Tak hanya itu, kurikulum ini juga menyertakan penilaian kegiatan ekstrakurikuler siswa, absensi, dan tanda tangan orang tua, wali kelas, dan kepala sekolah pada halaman kedua, tidak mencantumkan KKM (Kriteria Ketuntasan Minimal). Hal ini tentu berbeda dengan K13 yang masih mencantumkan KKM dalam rapor.
Sikap pendidik terhadap perubahan
Tugas guru dalam menyikapi dan menghadapi perubahan dalam pendidikan adalah dengan selalu belajar dengan sabar dan sungguh sungguh, apalagi menyangkut penilaian terhadap peserta didik.
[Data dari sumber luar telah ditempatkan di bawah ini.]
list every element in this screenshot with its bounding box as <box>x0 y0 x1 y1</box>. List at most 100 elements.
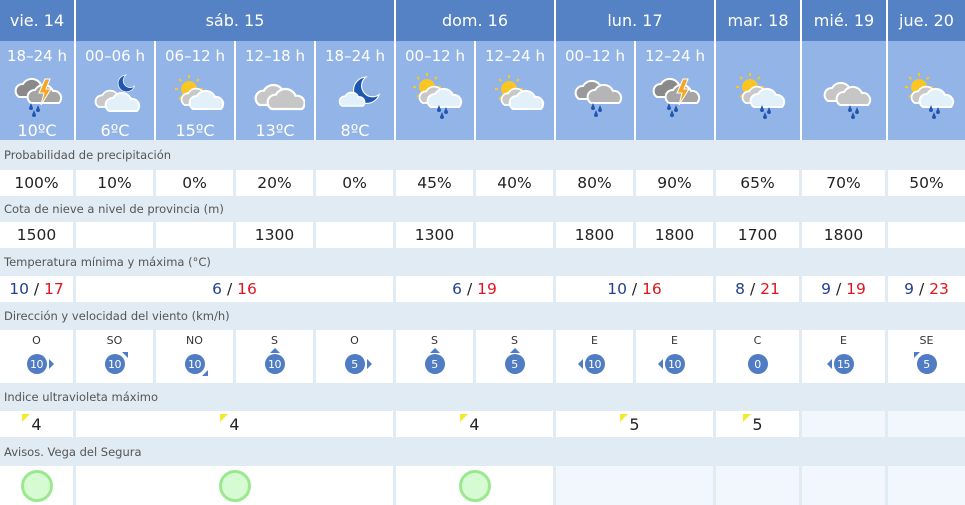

Untuk memahami kebutuhan mereka guru harus mengetahui cara penilaiannya dan bukanlah hal yang mudah dan instant untuk memperoleh hasil sesuai harapan , hal tersebut perlu menjalani proses yang panjang dan pasti menghadapi berbagai macam hambatan. Untuk itu guru harus senantiasa meningkatkan kemampuan mengajarnya.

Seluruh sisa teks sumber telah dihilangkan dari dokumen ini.